第6回
一条真也
「忘れてはいけない心」
今回は、山形県東根市に住むEちゃんという12歳の女の子からの「忘れてはいけない心」というエピソードをご紹介します。
前回ご紹介した「私の妹」のDちゃんも同じ山形県東根市の女の子でした。どうやら、DちゃんとEちゃんは同級生のようですね。
Eちゃんは、お母さんとの二人暮らしです。現在住んでいるアパートに2年くらい前に引っ越してきました。そのアパートの住人にEちゃん母娘が「あゆみばぁ」と呼ぶ女性の住人がいました。
なぜ、「あゆみばぁ」なのでしょうか。
あゆみばぁは、母子家庭で三人暮らしでした。

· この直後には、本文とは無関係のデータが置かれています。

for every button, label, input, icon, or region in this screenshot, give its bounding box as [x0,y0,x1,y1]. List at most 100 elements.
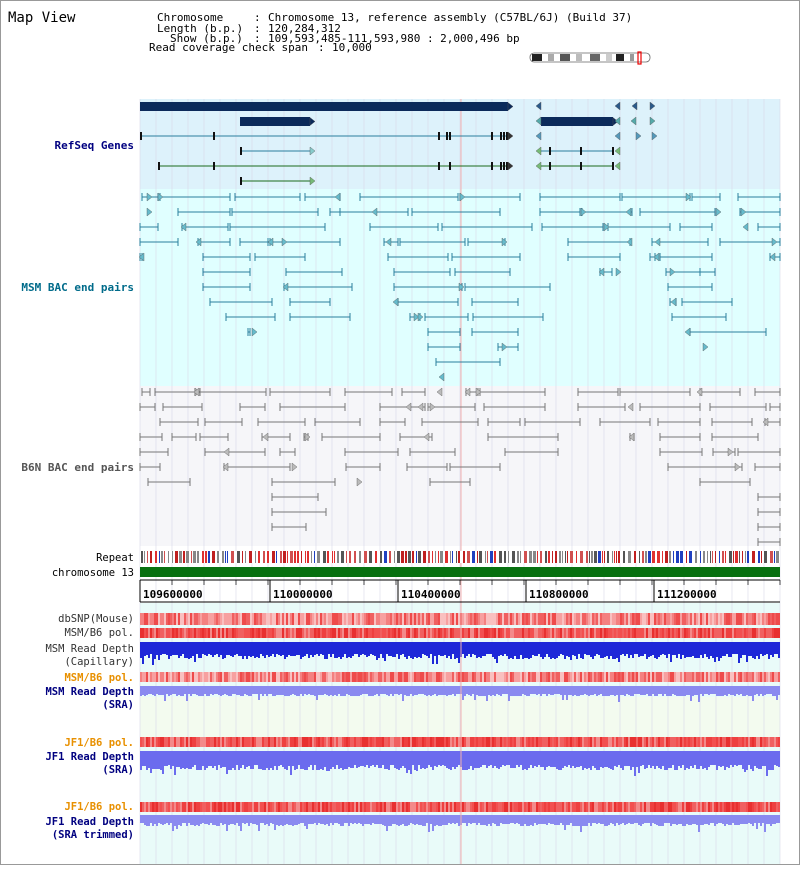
gene-arrow [651,131,658,141]
b6n-bac-track[interactable] [139,387,781,546]
jf1-pol-cell [420,737,422,747]
msm-capillary-depth [414,642,416,657]
dbsnp-cell [240,613,242,625]
jf1-sra-depth [426,751,428,768]
jf1-pol-trim-cell [698,802,700,812]
jf1-sra-depth [772,751,774,770]
track-label-jf1-b6-pol-trim[interactable]: JF1/B6 pol. [64,801,134,813]
msm-sra-depth [778,686,780,695]
msm-pol-cell [186,628,188,638]
jf1-trim-depth [752,815,754,826]
chromosome-ideogram[interactable] [529,51,651,65]
jf1-pol-cell [156,737,158,747]
gene-arrow [631,101,638,111]
track-label-msm-b6-pol[interactable]: MSM/B6 pol. [64,627,134,639]
jf1-pol-cell [680,737,682,747]
msm-sra-depth [550,686,552,695]
track-label-dbsnp[interactable]: dbSNP(Mouse) [58,613,134,625]
track-label-chromosome[interactable]: chromosome 13 [52,567,134,579]
jf1-pol-cell [490,737,492,747]
refseq-genes-track[interactable] [140,101,658,186]
dbsnp-cell [392,613,394,625]
jf1-trim-depth [636,815,638,823]
jf1-pol-cell [328,737,330,747]
dbsnp-cell [338,613,340,625]
track-label-msm-bac[interactable]: MSM BAC end pairs [21,281,134,294]
dbsnp-cell [540,613,542,625]
track-label-jf1-depth-trim[interactable]: JF1 Read Depth [45,816,134,828]
msm-sra-depth [564,686,566,695]
dbsnp-cell [176,613,178,625]
msm-capillary-depth [776,642,778,654]
msm-pol-cell [742,628,744,638]
msm-pol-sra-cell [502,672,504,682]
jf1-pol-trim-cell [420,802,422,812]
msm-pol-cell [380,628,382,638]
track-label-msm-depth-capillary[interactable]: MSM Read Depth [45,643,134,655]
track-label-repeat[interactable]: Repeat [96,552,134,564]
heat-tracks[interactable] [140,603,780,864]
jf1-trim-depth [682,815,684,826]
jf1-trim-depth [378,815,380,824]
jf1-sra-depth [312,751,314,770]
msm-sra-depth [160,686,162,695]
msm-capillary-depth [580,642,582,658]
repeat-element [317,551,320,563]
chromosome-bar[interactable] [140,567,780,577]
track-label-b6n-bac[interactable]: B6N BAC end pairs [21,461,134,474]
msm-pol-cell [640,628,642,638]
msm-pol-cell [180,628,182,638]
jf1-pol-trim-cell [232,802,234,812]
msm-sra-depth [154,686,156,696]
jf1-pol-cell [482,737,484,747]
track-label-msm-depth-sra[interactable]: MSM Read Depth [45,686,134,698]
msm-pol-cell [532,628,534,638]
jf1-sra-depth [768,751,770,770]
msm-capillary-depth [236,642,238,654]
gene-exon [449,162,451,170]
msm-pol-cell [374,628,376,638]
msm-bac-track[interactable] [138,192,781,382]
msm-pol-sra-cell [156,672,158,682]
repeat-element [472,551,475,563]
track-label-jf1-depth-sra[interactable]: JF1 Read Depth [45,751,134,763]
msm-sra-depth [266,686,268,696]
jf1-pol-trim-cell [552,802,554,812]
jf1-pol-trim-cell [370,802,372,812]
gene-arrow [309,117,316,126]
dbsnp-cell [666,613,668,625]
track-label-msm-b6-pol-sra[interactable]: MSM/B6 pol. [64,672,134,684]
msm-sra-depth [198,686,200,696]
track-label-jf1-b6-pol[interactable]: JF1/B6 pol. [64,737,134,749]
jf1-pol-trim-cell [208,802,210,812]
msm-pol-cell [222,628,224,638]
msm-bac-pair-arrow [626,237,633,247]
jf1-pol-cell [506,737,508,747]
msm-pol-sra-cell [618,672,620,682]
msm-pol-sra-cell [428,672,430,682]
repeat-track[interactable] [140,551,780,563]
msm-capillary-depth [662,642,664,654]
jf1-sra-depth [750,751,752,769]
msm-capillary-depth [730,642,732,657]
jf1-sra-depth [544,751,546,770]
msm-pol-cell [568,628,570,638]
msm-pol-sra-cell [422,672,424,682]
msm-pol-cell [512,628,514,638]
repeat-element [618,551,620,563]
jf1-trim-depth [672,815,674,824]
dbsnp-cell [186,613,188,625]
jf1-sra-depth [330,751,332,769]
dbsnp-cell [178,613,180,625]
jf1-sra-depth [286,751,288,770]
jf1-pol-trim-cell [310,802,312,812]
repeat-element [722,551,724,563]
jf1-pol-trim-cell [454,802,456,812]
jf1-pol-cell [354,737,356,747]
jf1-sra-depth [318,751,320,770]
jf1-sra-depth [646,751,648,768]
track-label-refseq-genes[interactable]: RefSeq Genes [55,139,134,152]
jf1-trim-depth [660,815,662,826]
jf1-trim-depth [778,815,780,823]
jf1-trim-depth [668,815,670,823]
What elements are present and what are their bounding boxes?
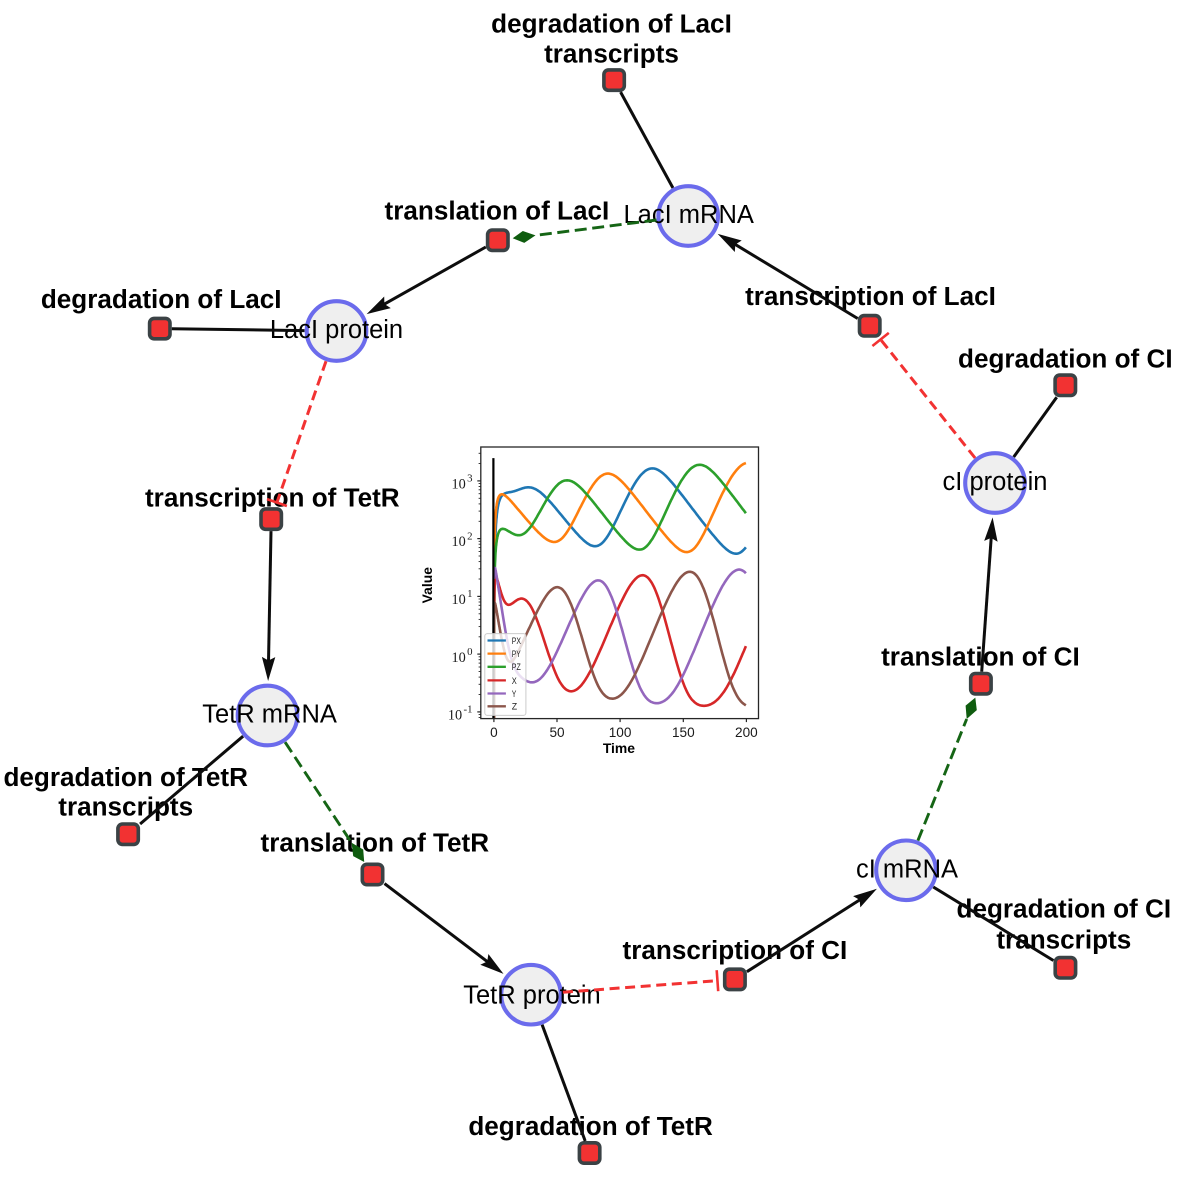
- svg-text:translation of CI: translation of CI: [881, 642, 1080, 672]
- svg-text:transcription of TetR: transcription of TetR: [145, 483, 400, 513]
- svg-text:200: 200: [735, 725, 758, 740]
- svg-text:PZ: PZ: [512, 662, 521, 673]
- svg-text:LacI mRNA: LacI mRNA: [624, 201, 754, 229]
- svg-text:X: X: [512, 676, 518, 687]
- svg-text:transcription of LacI: transcription of LacI: [745, 281, 996, 311]
- svg-text:degradation of LacI: degradation of LacI: [41, 284, 282, 314]
- svg-text:degradation of TetR: degradation of TetR: [468, 1111, 713, 1141]
- svg-text:150: 150: [672, 725, 695, 740]
- svg-text:TetR mRNA: TetR mRNA: [202, 701, 337, 729]
- svg-text:translation of TetR: translation of TetR: [261, 828, 490, 858]
- svg-text:translation of LacI: translation of LacI: [385, 196, 610, 226]
- svg-text:cI mRNA: cI mRNA: [856, 855, 958, 883]
- svg-text:cI protein: cI protein: [943, 468, 1048, 496]
- svg-text:Y: Y: [512, 689, 517, 700]
- svg-text:degradation of TetR: degradation of TetR: [3, 762, 248, 792]
- svg-text:Time: Time: [603, 740, 635, 756]
- svg-text:Value: Value: [419, 567, 435, 604]
- svg-text:0: 0: [490, 725, 498, 740]
- svg-text:50: 50: [549, 725, 565, 740]
- svg-text:PX: PX: [512, 636, 522, 647]
- svg-text:PY: PY: [512, 649, 521, 660]
- svg-text:degradation of CI: degradation of CI: [957, 894, 1172, 924]
- svg-text:Z: Z: [512, 702, 518, 713]
- svg-text:TetR protein: TetR protein: [463, 982, 601, 1010]
- svg-text:transcription of CI: transcription of CI: [623, 935, 848, 965]
- svg-text:transcripts: transcripts: [544, 39, 679, 69]
- svg-text:degradation of CI: degradation of CI: [958, 344, 1173, 374]
- svg-text:degradation of LacI: degradation of LacI: [491, 8, 732, 38]
- svg-text:100: 100: [609, 725, 632, 740]
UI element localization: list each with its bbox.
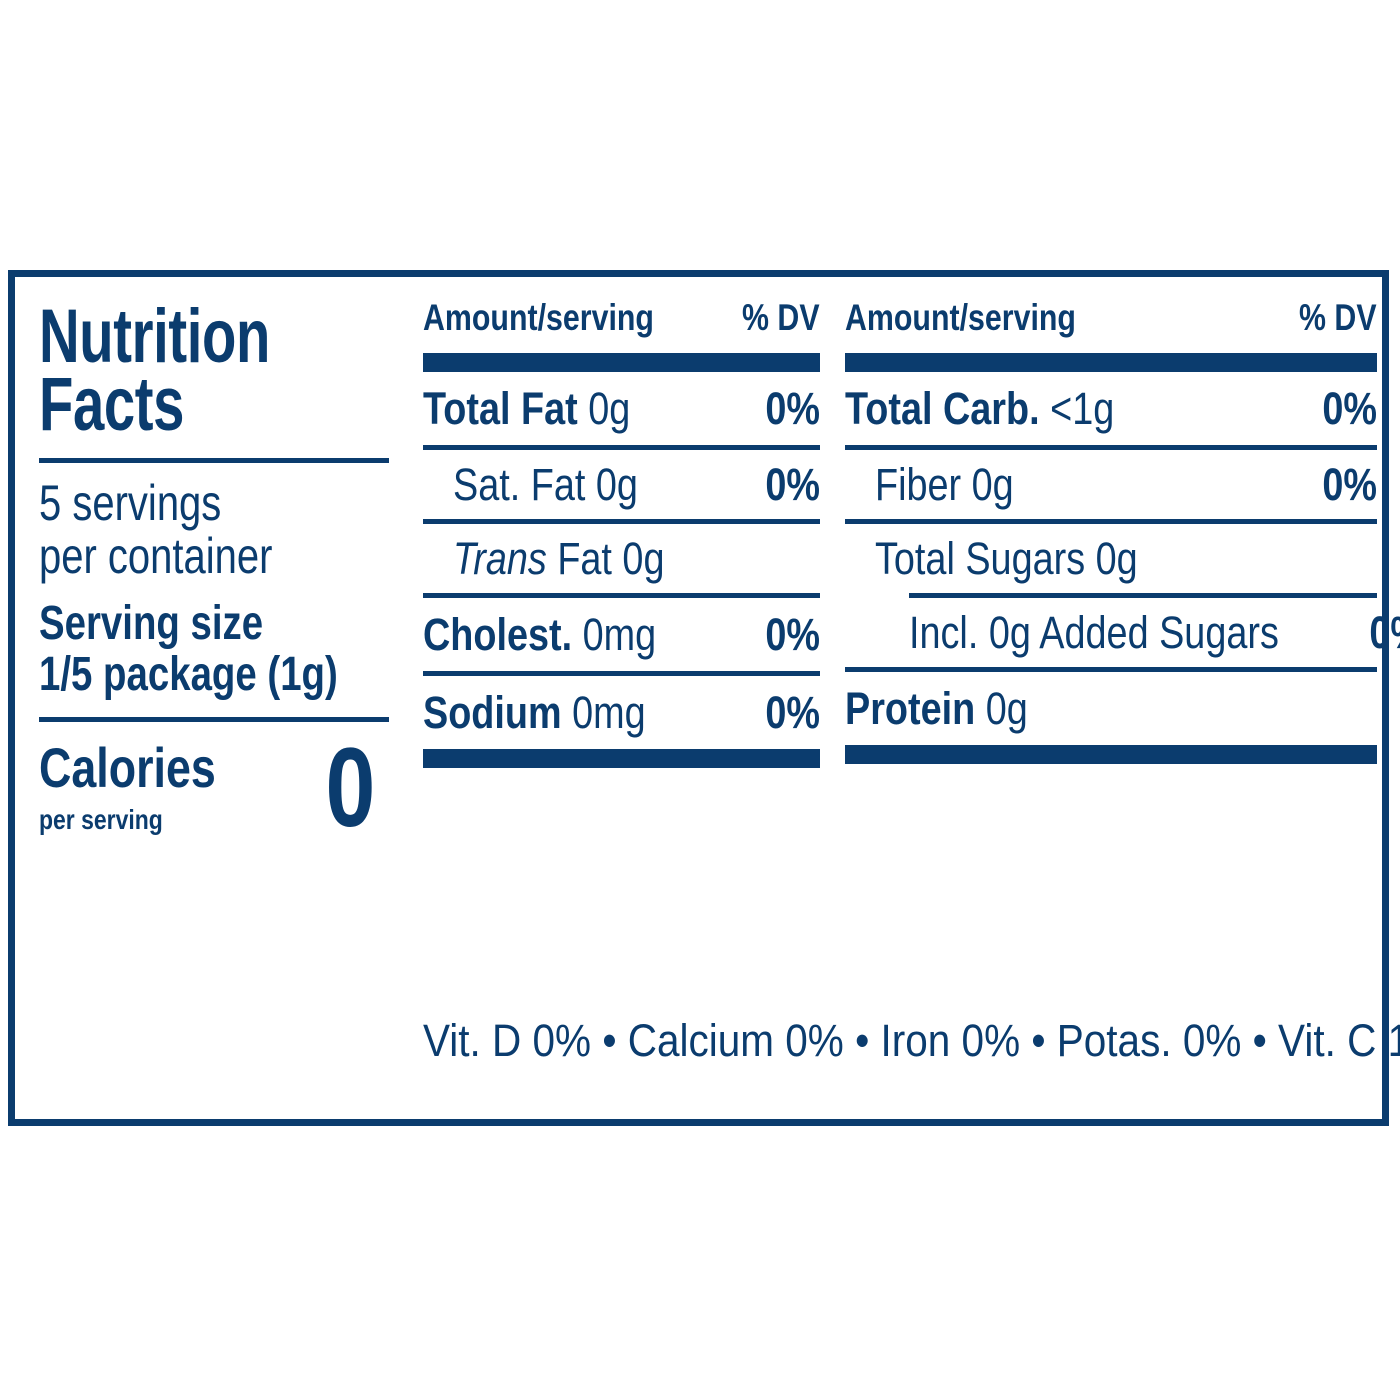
nutrient-amount: <1g (1039, 383, 1115, 434)
nutrition-facts-label: Nutrition Facts 5 servings per container… (8, 270, 1400, 1126)
nutrient-row: Sodium 0mg 0% (423, 676, 820, 749)
footer-bar-left (423, 749, 820, 768)
nutrient-percent-dv: 0% (765, 383, 820, 434)
calories-block: Calories per serving 0 (39, 724, 389, 882)
serving-size: Serving size 1/5 package (1g) (39, 596, 389, 701)
calories-sublabel: per serving (39, 803, 163, 835)
nutrient-name: Protein 0g (845, 686, 1063, 731)
nutrient-row: Total Sugars 0g (845, 524, 1377, 593)
nutrient-name-bold: Total Carb. (845, 383, 1040, 434)
nutrient-name-bold: Protein (845, 683, 976, 734)
nutrient-rows-right: Total Carb. <1g 0% Fiber 0g 0% Total Sugars … (845, 372, 1400, 745)
amount-per-serving-header: Amount/serving (845, 297, 1076, 338)
nutrient-name: Cholest. 0mg (423, 612, 701, 657)
title-line-1: Nutrition (39, 294, 270, 379)
nutrient-name: Total Fat 0g (423, 386, 670, 431)
nutrient-percent-dv: 0% (1322, 459, 1377, 510)
nutrient-amount: 0mg (572, 609, 657, 660)
amount-per-serving-header: Amount/serving (423, 297, 654, 338)
nutrient-row: Sat. Fat 0g 0% (423, 450, 820, 519)
calories-value: 0 (325, 724, 375, 850)
nutrient-amount: 0g (975, 683, 1028, 734)
nutrient-amount: Incl. 0g Added Sugars (909, 607, 1279, 658)
nutrient-row: Fiber 0g 0% (845, 450, 1377, 519)
nutrient-amount: Total Sugars 0g (875, 533, 1138, 584)
column-header-left: Amount/serving % DV (423, 297, 820, 353)
header-bar-right (845, 353, 1377, 372)
row-divider (423, 671, 820, 676)
nutrient-name: Sodium 0mg (423, 690, 688, 735)
nutrient-amount: 0g (577, 383, 631, 434)
nutrient-name: Sat. Fat 0g (453, 462, 673, 507)
nutrient-name: Total Carb. <1g (845, 386, 1166, 431)
column-header-right: Amount/serving % DV (845, 297, 1377, 353)
divider-above-calories (39, 716, 389, 722)
nutrient-row: Total Fat 0g 0% (423, 372, 820, 445)
nutrient-column-left: Amount/serving % DV Total Fat 0g 0% Sat. F… (423, 297, 820, 768)
nutrient-name-bold: Sodium (423, 687, 562, 738)
nutrient-column-right: Amount/serving % DV Total Carb. <1g 0% Fib… (845, 297, 1400, 764)
row-divider (845, 445, 1377, 450)
label-left-panel: Nutrition Facts 5 servings per container… (39, 297, 389, 882)
nutrient-name: Total Sugars 0g (875, 536, 1188, 581)
serving-size-value: 1/5 package (1g) (39, 647, 338, 701)
nutrient-row: Protein 0g (845, 672, 1377, 745)
nutrient-name-bold: Cholest. (423, 609, 573, 660)
nutrient-amount: Fat 0g (546, 533, 665, 584)
percent-dv-header: % DV (742, 297, 820, 338)
nutrient-amount: Sat. Fat 0g (453, 459, 638, 510)
nutrient-name: Trans Fat 0g (453, 536, 705, 581)
nutrient-amount: 0mg (561, 687, 646, 738)
nutrient-row: Incl. 0g Added Sugars 0% (845, 598, 1400, 667)
footer-bar-right (845, 745, 1377, 764)
row-divider (845, 667, 1377, 672)
nutrient-percent-dv: 0% (765, 459, 820, 510)
nutrient-name: Fiber 0g (875, 462, 1040, 507)
calories-label: Calories (39, 735, 216, 799)
micronutrient-list: Vit. D 0% • Calcium 0% • Iron 0% • Potas… (423, 1015, 1400, 1066)
serving-size-label: Serving size (39, 596, 264, 650)
nutrient-percent-dv: 0% (765, 687, 820, 738)
row-divider (423, 593, 820, 598)
title-line-2: Facts (39, 362, 185, 448)
nutrient-name: Incl. 0g Added Sugars (909, 610, 1349, 655)
percent-dv-header: % DV (1299, 297, 1377, 338)
nutrient-name-bold: Total Fat (423, 383, 578, 434)
servings-per-container: 5 servings per container (39, 474, 389, 584)
divider-under-title (39, 457, 389, 463)
row-divider (423, 519, 820, 524)
nutrient-percent-dv: 0% (765, 609, 820, 660)
nutrient-percent-dv: 0% (1369, 607, 1400, 658)
servings-unit: per container (39, 527, 273, 584)
page-title: Nutrition Facts (39, 294, 389, 448)
servings-count: 5 servings (39, 474, 222, 531)
nutrient-name-italic: Trans (453, 533, 547, 584)
nutrient-row: Trans Fat 0g (423, 524, 820, 593)
micronutrient-footer: Vit. D 0% • Calcium 0% • Iron 0% • Potas… (423, 1015, 1400, 1067)
nutrient-rows-left: Total Fat 0g 0% Sat. Fat 0g 0% Trans Fat 0g C… (423, 372, 820, 749)
nutrient-amount: Fiber 0g (875, 459, 1014, 510)
nutrient-row: Cholest. 0mg 0% (423, 598, 820, 671)
nutrient-row: Total Carb. <1g 0% (845, 372, 1377, 445)
nutrient-percent-dv: 0% (1322, 383, 1377, 434)
row-divider (423, 445, 820, 450)
header-bar-left (423, 353, 820, 372)
row-divider (909, 593, 1377, 598)
row-divider (845, 519, 1377, 524)
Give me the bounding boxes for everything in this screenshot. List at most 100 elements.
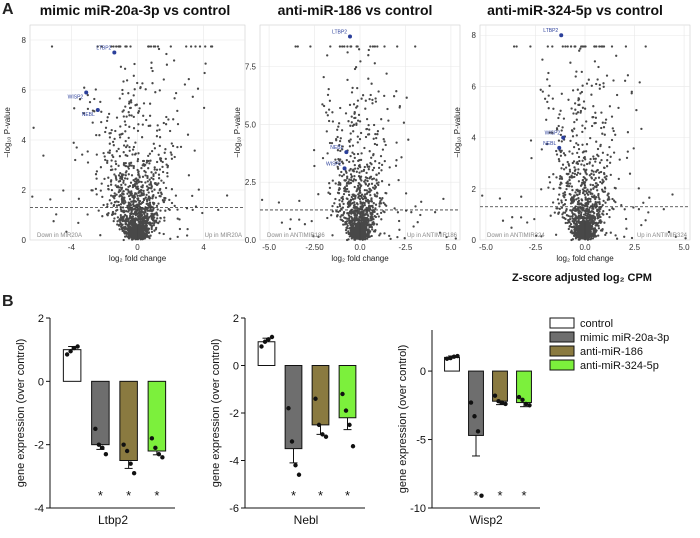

Eちゃんが小学生の時、2学年下に「あゆみ」くんという男の子がいて、そのおばあちゃんだったので、「あゆみばぁ」と呼んでいたのです。
あゆみばぁは、まだ60そこそこでバリバリ元気な人でした。毎朝、小学校の登校班の見送りにEちゃんのお母さんが出ると、あゆみばぁも一緒に出て来ます。
ところが、あゆみばぁは見送りで忙しい時間に孫の話、近所の話などを始めてしまい、それがまた長いのです。Eちゃんのお母さんには仕事があったので、見送りが終わったら働きに行かなくてはなりません。それでも、あゆみばぁはそんなことにお構いなしで話し続けるので、お母さんはちょっと困った時もあったそうです。
あゆみばぁは、何でも知っている人でした。そして、とても優しい人でした。お母さんの体の具合が悪くなった時は声をかけてくれたり、野菜や果物、手作りの料理をタッパーに入れて持って来てくれたりしました。
また、Eちゃんが学校から一人で帰ることになった時、「何かあったら、おばちゃんの家に逃げてくるんだよ」と言ってくれました。Eちゃんも同じアパートにあゆみばぁがいると思うだけで、心強い気持ちになったそうです。
Eちゃんは、「今の世の中、人は人、自分は自分という中で同じアパートというだけで、これだけ温かい心を持つ人はめずらしいと思います。山形は田舎なので、近所づきあいが残っているような気がします。忘れてはいけない心だと思います」と書いていました。
声の大きなあゆみばぁが引っ越してからは、静かなアパートになりました。でも、この前、あゆみばぁが野菜と果物を持って来てくれました。お母さんは「ありがたいねぇ」と喜んでいたとか。あゆみばぁとEちゃん母娘との付き合いは、これからも続きそうです。